SPRINT - Soltanto Tortu, Melluzzo e Grazioli hanno corso più veloce di Eduardo Longobardi in questa fascia d’età: l’ostiense delle Fiamme Gialle Simoni (10.52 a Grosseto) può ridurre ancora il gap con la migliore prestazione italiana di Filippo Tortu che sfrecciò in 10.33 a Gavardo nel 2015. Per Longobardi l’impegno è duplice: in entrambi i casi, nei 100 e nei 200 metri, il rivale più accreditato è il campione italiano indoor dei 60 Filippo Padovan (Atl. Vicentina). Le sfide-sprint al femminile sono tra le più attese dell’intera rassegna per profondità di valori tecnici: doppio confronto 100-200 tra le rispettive campionesse in carica Ludovica Galuppi (Bracco Atletica) e Agnese Musica (Polisport. Navatletica Chieri), senza dimenticare, per la distanza più veloce, anche Alice Pagliarini (Atl. Fano Techfem), Sofia Pizzato (Valsugana Trentino) e Giulia Colonna (Esercito Sport&Giovani).

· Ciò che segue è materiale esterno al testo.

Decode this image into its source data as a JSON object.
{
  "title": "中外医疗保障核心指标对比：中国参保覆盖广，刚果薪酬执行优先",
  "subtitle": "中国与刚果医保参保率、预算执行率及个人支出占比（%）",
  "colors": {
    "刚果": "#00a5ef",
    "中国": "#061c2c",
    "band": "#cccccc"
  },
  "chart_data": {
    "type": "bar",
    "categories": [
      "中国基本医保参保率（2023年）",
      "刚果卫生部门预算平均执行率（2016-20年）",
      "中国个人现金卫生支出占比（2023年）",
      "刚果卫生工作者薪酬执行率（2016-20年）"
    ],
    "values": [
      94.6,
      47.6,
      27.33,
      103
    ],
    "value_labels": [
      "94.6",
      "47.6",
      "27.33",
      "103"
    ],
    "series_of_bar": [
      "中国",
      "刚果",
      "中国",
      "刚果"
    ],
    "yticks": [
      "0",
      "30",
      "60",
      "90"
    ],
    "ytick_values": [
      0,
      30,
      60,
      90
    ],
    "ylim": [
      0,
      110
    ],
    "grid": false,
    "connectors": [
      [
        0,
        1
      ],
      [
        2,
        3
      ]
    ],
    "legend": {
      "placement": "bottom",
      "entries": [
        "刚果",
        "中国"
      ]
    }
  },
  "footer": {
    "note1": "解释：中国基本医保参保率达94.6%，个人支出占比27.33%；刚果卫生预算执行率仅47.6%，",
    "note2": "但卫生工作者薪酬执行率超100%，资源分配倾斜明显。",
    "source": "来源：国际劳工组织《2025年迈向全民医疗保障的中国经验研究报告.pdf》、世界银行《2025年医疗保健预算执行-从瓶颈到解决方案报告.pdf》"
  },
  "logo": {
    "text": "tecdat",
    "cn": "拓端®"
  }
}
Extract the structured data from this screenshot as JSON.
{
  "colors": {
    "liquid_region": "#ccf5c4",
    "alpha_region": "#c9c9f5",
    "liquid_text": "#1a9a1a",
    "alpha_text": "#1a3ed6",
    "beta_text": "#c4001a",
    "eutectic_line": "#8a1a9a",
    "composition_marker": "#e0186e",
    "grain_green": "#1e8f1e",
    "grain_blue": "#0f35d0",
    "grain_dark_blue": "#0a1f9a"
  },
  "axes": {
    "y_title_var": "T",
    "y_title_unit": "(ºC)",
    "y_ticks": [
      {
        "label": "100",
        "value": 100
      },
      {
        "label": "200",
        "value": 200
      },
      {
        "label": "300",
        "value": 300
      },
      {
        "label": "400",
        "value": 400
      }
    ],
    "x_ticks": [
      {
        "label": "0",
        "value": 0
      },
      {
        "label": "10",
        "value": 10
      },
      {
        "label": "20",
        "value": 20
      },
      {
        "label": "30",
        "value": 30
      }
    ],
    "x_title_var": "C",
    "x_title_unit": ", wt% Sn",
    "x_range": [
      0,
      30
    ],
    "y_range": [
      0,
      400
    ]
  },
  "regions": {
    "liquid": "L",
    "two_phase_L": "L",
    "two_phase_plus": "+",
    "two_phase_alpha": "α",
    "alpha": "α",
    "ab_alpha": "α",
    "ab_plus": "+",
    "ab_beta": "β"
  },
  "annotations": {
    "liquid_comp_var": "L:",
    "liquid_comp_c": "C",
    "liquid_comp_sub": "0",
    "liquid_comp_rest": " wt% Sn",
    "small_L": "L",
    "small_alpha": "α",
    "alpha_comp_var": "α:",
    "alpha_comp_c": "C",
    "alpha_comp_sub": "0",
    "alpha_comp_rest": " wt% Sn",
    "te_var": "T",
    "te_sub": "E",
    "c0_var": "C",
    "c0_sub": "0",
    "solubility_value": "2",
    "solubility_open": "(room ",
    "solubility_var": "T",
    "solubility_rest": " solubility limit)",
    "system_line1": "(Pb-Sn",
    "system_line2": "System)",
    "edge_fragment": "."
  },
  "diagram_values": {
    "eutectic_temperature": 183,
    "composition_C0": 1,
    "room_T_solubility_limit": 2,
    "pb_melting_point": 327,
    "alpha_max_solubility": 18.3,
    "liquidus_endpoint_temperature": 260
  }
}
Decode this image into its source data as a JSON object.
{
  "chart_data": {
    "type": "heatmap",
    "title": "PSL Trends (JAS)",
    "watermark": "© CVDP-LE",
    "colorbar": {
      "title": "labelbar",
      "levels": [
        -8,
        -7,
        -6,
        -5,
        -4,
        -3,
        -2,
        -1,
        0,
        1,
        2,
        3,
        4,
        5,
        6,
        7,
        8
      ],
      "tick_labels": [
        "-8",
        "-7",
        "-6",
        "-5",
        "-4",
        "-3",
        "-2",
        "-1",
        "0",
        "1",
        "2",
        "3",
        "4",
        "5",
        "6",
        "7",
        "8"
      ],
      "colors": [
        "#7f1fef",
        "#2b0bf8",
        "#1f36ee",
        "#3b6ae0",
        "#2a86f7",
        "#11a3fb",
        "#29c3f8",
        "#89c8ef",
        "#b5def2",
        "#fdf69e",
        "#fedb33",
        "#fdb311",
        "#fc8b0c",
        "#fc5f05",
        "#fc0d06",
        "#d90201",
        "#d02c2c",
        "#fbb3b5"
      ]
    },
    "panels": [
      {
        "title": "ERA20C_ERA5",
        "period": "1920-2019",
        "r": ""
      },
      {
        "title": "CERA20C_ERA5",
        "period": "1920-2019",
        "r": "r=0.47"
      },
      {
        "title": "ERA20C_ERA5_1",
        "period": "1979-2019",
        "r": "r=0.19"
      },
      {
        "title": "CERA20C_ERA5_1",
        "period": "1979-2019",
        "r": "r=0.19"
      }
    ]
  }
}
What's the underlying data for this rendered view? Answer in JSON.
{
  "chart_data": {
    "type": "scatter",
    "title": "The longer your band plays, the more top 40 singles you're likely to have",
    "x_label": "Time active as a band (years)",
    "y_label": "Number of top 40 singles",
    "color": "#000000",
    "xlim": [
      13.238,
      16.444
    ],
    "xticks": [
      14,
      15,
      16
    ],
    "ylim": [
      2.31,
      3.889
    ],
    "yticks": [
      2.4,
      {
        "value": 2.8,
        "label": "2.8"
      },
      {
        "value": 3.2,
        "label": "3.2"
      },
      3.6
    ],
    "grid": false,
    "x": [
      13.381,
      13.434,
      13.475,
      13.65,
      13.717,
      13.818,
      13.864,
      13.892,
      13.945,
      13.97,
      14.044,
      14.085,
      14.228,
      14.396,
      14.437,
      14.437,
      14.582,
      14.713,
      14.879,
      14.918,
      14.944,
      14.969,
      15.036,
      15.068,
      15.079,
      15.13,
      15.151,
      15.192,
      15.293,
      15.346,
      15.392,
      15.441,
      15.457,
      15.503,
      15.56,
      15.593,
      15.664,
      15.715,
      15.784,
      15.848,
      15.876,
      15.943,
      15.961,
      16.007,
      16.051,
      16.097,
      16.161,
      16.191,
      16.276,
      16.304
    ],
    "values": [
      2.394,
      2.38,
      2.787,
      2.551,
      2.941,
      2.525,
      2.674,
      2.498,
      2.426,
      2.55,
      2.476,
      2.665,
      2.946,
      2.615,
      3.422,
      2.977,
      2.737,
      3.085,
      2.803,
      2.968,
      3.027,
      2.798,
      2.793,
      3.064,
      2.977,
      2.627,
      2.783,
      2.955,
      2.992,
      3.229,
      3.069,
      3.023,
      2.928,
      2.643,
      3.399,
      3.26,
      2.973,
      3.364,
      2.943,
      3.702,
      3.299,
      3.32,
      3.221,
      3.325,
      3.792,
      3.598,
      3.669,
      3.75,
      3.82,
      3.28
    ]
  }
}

La lombarda Galuppi (tripletta tricolore nelle indoor quest’anno) è scesa a 11.64 al Brixia Meeting, seconda allieva di sempre a due decimi dal limite nazionale di Erica Marchetti che resiste dal 1997 (11.44), la piemontese Musica l’ha imitata con 11.68, le sprinter del 2006 (primo anno di categoria) Pagliarini e Pizzato si sono già portate a 11.79 e 11.81, la romana Colonna a 11.84. Nei 400 metri si può ripetere il duello delle indoor fra Valentina Vaccari (Atl. Bergamo 1959 Oriocenter) e Gloria Kabangu (Acsi Italia, leader con 55.22) ma nel frattempo si è fatta avanti anche Clarissa Vianelli (Polisport. Navatletica Chieri). Tra gli uomini, nel giro di pista, è il momento di provare a scendere sotto i 49 secondi per Tommaso Iorio (Atl. Futura Roma) e Luca Marsicovetere (Lib. Atl. Forlì).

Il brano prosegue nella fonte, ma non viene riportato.